The prayers, advice and stories of the lives--and deaths--of readers' pets have given me tremendous comfort and strength. But still I spend much of each day mired in despair.

Cookie's still hanging on, but her prospects are bleak. She's spent 10 days now unable to move, and each day without progress makes me wonder how much longer we can go on.

So with nothing to lose, I gave Hiby a call.

She hadn't read of my plight, and I gave her only the bare-bones version: My dog's back legs are paralyzed from eating poison. What do I do?

She asked for details to home in on Cookie--what kind of dog, what color, how old, do her ears stand up like a German shepherd's or flop back over her head, where is the veterinary hospital located?

I don't know what I expected, maybe chanting--or barking--as she communed with my pooch. Instead she went on, without missing a beat, to describe my backyard.

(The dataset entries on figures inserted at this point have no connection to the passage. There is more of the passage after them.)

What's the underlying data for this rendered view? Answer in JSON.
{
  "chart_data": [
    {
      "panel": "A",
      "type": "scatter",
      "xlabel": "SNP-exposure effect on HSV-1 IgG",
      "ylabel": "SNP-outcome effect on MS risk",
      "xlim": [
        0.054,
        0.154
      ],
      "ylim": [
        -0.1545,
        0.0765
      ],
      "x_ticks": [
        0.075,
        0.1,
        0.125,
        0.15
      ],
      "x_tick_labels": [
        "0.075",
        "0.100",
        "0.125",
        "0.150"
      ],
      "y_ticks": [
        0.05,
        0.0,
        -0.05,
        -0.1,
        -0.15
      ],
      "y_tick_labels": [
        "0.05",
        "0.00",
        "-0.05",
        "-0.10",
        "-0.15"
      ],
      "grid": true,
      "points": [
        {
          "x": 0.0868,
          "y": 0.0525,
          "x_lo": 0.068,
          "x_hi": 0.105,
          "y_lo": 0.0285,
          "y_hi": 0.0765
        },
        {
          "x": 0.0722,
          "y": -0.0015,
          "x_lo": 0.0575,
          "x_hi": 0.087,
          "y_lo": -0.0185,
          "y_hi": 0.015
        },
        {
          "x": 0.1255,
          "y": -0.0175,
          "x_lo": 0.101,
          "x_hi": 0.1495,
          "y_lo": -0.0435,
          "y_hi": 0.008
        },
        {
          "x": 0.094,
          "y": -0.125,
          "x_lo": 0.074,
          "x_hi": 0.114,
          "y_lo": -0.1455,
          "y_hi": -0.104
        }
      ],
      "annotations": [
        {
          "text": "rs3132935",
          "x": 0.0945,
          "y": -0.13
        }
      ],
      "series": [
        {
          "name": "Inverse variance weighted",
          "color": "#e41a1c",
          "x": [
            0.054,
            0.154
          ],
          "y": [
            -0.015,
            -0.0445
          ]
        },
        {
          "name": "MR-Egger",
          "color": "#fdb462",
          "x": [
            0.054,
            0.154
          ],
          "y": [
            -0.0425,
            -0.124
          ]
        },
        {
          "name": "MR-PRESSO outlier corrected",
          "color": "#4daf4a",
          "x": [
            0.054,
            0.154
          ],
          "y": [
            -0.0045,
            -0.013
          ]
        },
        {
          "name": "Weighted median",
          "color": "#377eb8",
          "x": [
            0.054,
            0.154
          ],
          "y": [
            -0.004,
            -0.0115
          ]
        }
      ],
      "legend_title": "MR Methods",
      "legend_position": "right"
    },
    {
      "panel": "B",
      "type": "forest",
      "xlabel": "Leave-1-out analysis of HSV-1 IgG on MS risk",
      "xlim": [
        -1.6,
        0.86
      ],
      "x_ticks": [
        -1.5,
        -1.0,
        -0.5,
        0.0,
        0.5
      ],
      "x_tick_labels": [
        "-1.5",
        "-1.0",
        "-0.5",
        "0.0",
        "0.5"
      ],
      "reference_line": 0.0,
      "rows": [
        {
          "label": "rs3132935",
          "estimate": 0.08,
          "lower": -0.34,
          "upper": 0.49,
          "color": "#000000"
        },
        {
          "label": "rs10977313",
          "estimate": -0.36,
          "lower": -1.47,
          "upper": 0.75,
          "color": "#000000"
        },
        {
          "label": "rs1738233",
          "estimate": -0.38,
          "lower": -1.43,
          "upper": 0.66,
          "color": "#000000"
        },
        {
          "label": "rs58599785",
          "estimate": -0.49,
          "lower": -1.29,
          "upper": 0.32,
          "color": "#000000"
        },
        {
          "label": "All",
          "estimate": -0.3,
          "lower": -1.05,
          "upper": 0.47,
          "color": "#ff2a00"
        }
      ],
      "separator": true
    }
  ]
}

"Do you have a brick or block wall alongside the house, and at the end some bushes at the back of the yard? That's where Cookie got the poison."

I could hardly catch my breath. She was right.

One week before Cookie took sick, we'd caught her coming from those bushes with an empty bait box in her mouth. We'd had poison hidden there after spotting mice in our backyard, but the exterminator had assured us that the little box of mouse bait couldn't harm our big dog.

"She's beginning to get some feeling back in her toenails," Hiby went on. "And the sensation is coming back in her left leg, though her right leg's still numb."

I was stunned, shocked out of my arrogance.

I had just talked with my vet for our daily update. Cookie was showing some feeling in her toenails. Her right leg was still numb, but earlier that day--for the first time--she had responded to pressure on her other leg. Her left leg.


There are probably logical ways to explain it all. Hiby's experience in animal care must have taught her that vets test for feeling by pinching dogs' toenails, so that's where improvement would register first. And that left leg business . . . well, she had a 50-50 chance to get that right.

And doesn't every home in the San Fernando Valley have a block wall and bushes? And isn't that where a rummaging dog might encounter poison?

But our phone conversation still shook me up.

I'm a professional skeptic, a rational soul. I hoot at those ads for psychic hotlines, and haven't read a horoscope since my high school days. But I also believe there are some things that logic just can't explain, some forces at work outside our understanding.

And if I believe in God and angels, in epiphanies and serendipity, then why not in a woman who can talk with animals?

Letitia Pepper recalls a similar conversion. She first consulted Hiby after she found some abandoned puppies and wanted to know about their pasts. She was stunned when Hiby accurately described her "senior" dog--the eldest of her brood of seven--as a shaggy, black-haired sheep dog type, even though Pepper had never described or spoken of him.

"I didn't know what to think," Pepper said. "But the longer I live, the more I realize that we don't understand it all, that things just happen that we can't explain."


Hiby isn't put off by the skeptics. She was once one herself. "If anybody'd told me 15 years ago, I'd be doing this, I would have said they were crazy."

Trained in New York as a veterinary technician, she was grooming horses for a New Jersey stable when she met Beatrice Lydecker, internationally known among animal lovers as the master of animal communication. Hiby told me Lydecker learned--she was told by the horses--that Hiby also had the gift, and persuaded the young woman to train with her.